Still Floating is a postbrexit remix of Floating, the first outing for his alter ego Hugh Hughes, the loveable “emerging artist from Wales”, a whimsical fable in which the island of Anglesey becomes untethered from mainland Wales and sails around the Atlantic with its inhabitants making the best of their accidental uncoupling. Some embrace their newfound independence but life is tough on a drifting island with no solid connection to the rest of the world. Who knows how Theatre Royal Plymouth (“a theatre in Plymouth”, says Dale-jones in the modest mansplaining style of Hughes) spotted a Brexit metaphor in that.

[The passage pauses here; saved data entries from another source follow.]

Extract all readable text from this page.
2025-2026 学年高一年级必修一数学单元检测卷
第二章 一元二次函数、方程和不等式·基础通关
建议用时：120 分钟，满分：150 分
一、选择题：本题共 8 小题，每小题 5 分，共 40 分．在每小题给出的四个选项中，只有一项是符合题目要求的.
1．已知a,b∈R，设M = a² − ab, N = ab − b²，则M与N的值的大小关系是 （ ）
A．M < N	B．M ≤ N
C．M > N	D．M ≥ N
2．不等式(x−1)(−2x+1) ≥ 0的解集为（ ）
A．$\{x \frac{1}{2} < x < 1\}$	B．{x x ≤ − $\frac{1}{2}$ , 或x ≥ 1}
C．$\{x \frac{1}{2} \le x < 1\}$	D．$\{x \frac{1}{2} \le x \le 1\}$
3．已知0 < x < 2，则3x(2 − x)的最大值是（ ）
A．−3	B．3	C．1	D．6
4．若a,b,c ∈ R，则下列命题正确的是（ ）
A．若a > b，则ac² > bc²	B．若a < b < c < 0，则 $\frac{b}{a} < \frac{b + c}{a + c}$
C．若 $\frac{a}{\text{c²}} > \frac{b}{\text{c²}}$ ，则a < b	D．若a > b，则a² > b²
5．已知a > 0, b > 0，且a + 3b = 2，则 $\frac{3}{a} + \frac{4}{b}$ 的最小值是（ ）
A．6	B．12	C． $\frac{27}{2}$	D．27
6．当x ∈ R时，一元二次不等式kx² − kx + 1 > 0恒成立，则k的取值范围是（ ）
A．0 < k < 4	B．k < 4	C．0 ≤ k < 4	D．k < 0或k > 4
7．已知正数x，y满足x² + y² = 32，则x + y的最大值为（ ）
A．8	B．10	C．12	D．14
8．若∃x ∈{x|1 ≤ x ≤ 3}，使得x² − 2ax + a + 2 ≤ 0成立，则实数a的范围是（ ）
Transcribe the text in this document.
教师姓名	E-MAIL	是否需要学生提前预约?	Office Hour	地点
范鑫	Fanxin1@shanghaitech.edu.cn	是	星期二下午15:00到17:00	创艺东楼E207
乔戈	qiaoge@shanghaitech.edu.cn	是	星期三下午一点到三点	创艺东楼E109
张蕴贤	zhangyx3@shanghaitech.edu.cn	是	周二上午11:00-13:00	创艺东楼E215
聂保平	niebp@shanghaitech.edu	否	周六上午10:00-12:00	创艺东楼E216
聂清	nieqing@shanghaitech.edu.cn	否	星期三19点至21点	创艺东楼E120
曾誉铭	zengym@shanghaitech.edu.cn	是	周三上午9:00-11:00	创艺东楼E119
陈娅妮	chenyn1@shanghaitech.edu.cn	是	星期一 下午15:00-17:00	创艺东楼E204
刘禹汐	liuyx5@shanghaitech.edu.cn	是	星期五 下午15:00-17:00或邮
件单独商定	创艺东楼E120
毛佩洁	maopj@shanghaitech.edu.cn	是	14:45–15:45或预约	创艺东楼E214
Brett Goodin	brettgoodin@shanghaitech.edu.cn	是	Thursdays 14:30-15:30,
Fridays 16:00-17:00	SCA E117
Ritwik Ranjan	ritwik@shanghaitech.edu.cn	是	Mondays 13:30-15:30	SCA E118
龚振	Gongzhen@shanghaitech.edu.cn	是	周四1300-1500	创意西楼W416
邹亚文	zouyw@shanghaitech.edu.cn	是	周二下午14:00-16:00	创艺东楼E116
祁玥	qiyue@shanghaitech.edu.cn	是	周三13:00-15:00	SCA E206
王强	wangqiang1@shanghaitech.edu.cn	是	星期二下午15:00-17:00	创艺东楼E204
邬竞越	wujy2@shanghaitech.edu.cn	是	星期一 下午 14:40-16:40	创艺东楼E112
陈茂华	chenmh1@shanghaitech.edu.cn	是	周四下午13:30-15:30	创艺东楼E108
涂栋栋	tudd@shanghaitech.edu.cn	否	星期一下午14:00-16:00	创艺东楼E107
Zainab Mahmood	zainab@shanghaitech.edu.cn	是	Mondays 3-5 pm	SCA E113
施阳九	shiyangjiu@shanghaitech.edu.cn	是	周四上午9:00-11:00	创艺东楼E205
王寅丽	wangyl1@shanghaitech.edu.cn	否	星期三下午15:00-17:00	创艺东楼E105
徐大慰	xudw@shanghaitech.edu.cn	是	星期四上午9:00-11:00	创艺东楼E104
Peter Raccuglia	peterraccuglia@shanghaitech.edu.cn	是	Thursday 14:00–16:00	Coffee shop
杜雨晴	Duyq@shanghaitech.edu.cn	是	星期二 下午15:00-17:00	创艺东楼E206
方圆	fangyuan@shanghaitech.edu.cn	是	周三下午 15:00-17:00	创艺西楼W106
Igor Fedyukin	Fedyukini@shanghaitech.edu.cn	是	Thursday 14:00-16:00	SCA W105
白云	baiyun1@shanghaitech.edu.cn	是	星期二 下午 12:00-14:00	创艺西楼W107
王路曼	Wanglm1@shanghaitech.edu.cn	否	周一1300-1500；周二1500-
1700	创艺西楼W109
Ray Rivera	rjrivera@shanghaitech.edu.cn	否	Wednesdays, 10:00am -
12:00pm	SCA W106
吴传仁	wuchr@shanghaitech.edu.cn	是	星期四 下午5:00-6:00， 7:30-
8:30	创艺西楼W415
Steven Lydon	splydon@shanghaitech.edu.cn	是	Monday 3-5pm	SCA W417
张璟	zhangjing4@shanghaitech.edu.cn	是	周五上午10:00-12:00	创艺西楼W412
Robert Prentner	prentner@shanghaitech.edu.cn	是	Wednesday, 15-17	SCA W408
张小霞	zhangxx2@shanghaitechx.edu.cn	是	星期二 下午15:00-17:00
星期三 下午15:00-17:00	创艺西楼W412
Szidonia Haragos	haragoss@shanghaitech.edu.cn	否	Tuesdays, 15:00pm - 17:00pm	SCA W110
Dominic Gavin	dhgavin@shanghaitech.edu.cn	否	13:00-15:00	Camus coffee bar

But although much of Dale-jones’s work is inspired by our relationship with the past, a simple restaging of Floating doesn’t float his boat. And so Still Floating oscillates between some of the greatest hits of its predecessor – the cardboard cut-out props, the rise and fall of schoolteacher leader Mr Morgan, Dale-jones in his modesty towel and then layering on the jumpers in an airless room (that’s dedication to his art) – and a new story set in the present day. Here he travels home to Anglesey to see his ailing mum, flirt with a local housing campaign and reconnect with his forlorn childhood friend Dylan, who he describes beautifully in a microcosmic example of his beguiling writing style.
As ever, while the audience is laughing gently at the whimsy, sniggering at Hughes’ haplessness and feeling as cosy as the performer in his jumpers, there is a more trenchant point being made by Dale-jones who is carefully and cleverly tying all the seemingly disparate strands together to coalesce around the human need for connection – to our home, to our past, to each other.